Amidst his own personal pain and suffering, Mr. Elmes says he has also had to grapple with increasing frustration over how the authorities have addressed themselves to solving his brother’s murder.‌

The case has apparently been languishing somewhere between the police and the Department of Justice.. Although there were several eyewitnesses to his brother’s shooting, people have been reluctant to come forward, Mr. Elmes says. One individual who reportedly spoke to officers several times may not be accepted as a witness because of their age, the grieving man claims he was told by law enforcement officials.
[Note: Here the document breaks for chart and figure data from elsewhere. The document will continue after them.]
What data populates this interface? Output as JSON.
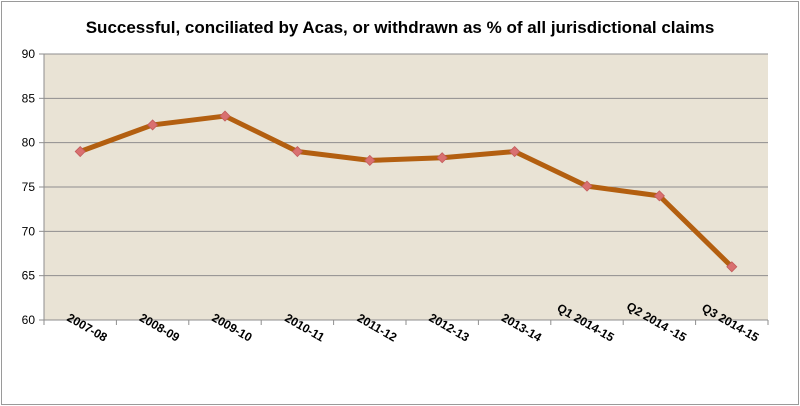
{
  "chart_data": {
    "type": "line",
    "title": "Successful, conciliated by Acas, or withdrawn as % of all jurisdictional claims",
    "xlabel": "",
    "ylabel": "",
    "categories": [
      "2007-08",
      "2008-09",
      "2009-10",
      "2010-11",
      "2011-12",
      "2012-13",
      "2013-14",
      "Q1 2014-15",
      "Q2 2014 -15",
      "Q3 2014-15"
    ],
    "series": [
      {
        "values": [
          79,
          82,
          83,
          79,
          78,
          78.3,
          79,
          75.1,
          74,
          66
        ]
      }
    ],
    "ylim": [
      60,
      90
    ],
    "yticks": [
      60,
      65,
      70,
      75,
      80,
      85,
      90
    ],
    "grid": true,
    "legend": "none",
    "colors": {
      "plot_background": "#e9e3d5",
      "gridline": "#8e8e8e",
      "line": "#b35f10",
      "marker": "#d97070"
    }
  }
}
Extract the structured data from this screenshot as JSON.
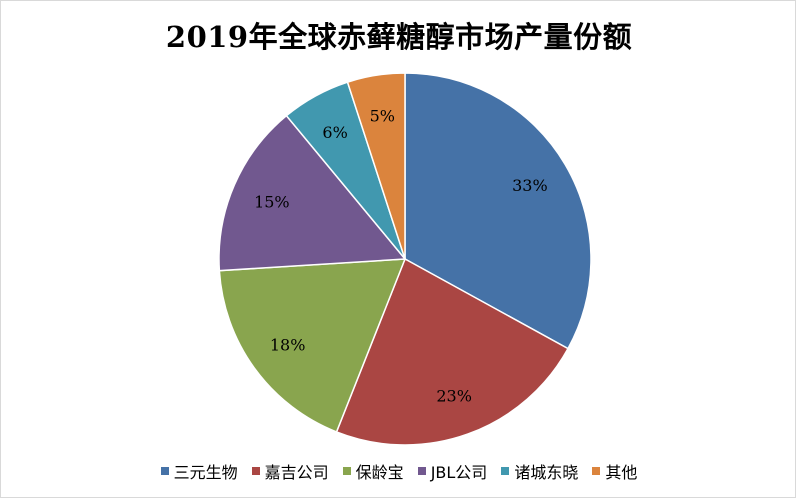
{
  "chart_data": {
    "type": "pie",
    "title": "2019年全球赤藓糖醇市场产量份额",
    "categories": [
      "三元生物",
      "嘉吉公司",
      "保龄宝",
      "JBL公司",
      "诸城东晓",
      "其他"
    ],
    "values": [
      33,
      23,
      18,
      15,
      6,
      5
    ],
    "labels": [
      "33%",
      "23%",
      "18%",
      "15%",
      "6%",
      "5%"
    ],
    "colors": [
      "#4572a7",
      "#aa4643",
      "#89a54e",
      "#71588f",
      "#4198af",
      "#db843d"
    ],
    "legend_position": "bottom"
  }
}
His attempts to argue that provisions exist to ensure the safety of minor witnesses and assess the reliability of their testimony have fallen on deaf ears, Mr. Elmes said. Further attempts to press authorities to access the phone records of one person identified as a suspect have also proven futile thus far.

In the midst of his grief, Mr. Elmes continued trying to press for some movement on the case, however conversations with the detectives assigned to the matter, senior police officers, and Department of Justice officials had all fizzled out by the middle of last year, with all his expressed concerns about the nuances of the case receiving “dead air”.‌

Even an attempt to lodge an official complaint was stymied, with Internal Affairs declining to take up the matter and even declining to put their decision on the record, instead delivering the bad news over the phone, Mr. Elmes said. He says his family has been failed twice by authorities — once in his father’s yet-to-be-solved murder, and now with his brother’s matter. “We are disappointed,” he said. “We have been let down, [we’re] just waiting to be picked up and just hear some twist or lead in an investigation. We don’t even get that, it’s just a failure. It feels like we have been failed by the Virgin Islands government,” he lamented.

The family has been struggling since the death of the oldest son. “I’ve just been struggling with finding balance and grieving and acceptance. When he was here, it was balanced,” Mr. Elmes said, his voice cracking with emotion. With no closure and no justice for his brother, “I don’t think we’re able to heal….I don’t even want to speak about my mom…that’s her first,” he disclosed. “It’s just always gonna be hard every year, every birthday, every celebration.”

The Consortium has reached out to the VIPD for comment, which was not forthcoming as of press time.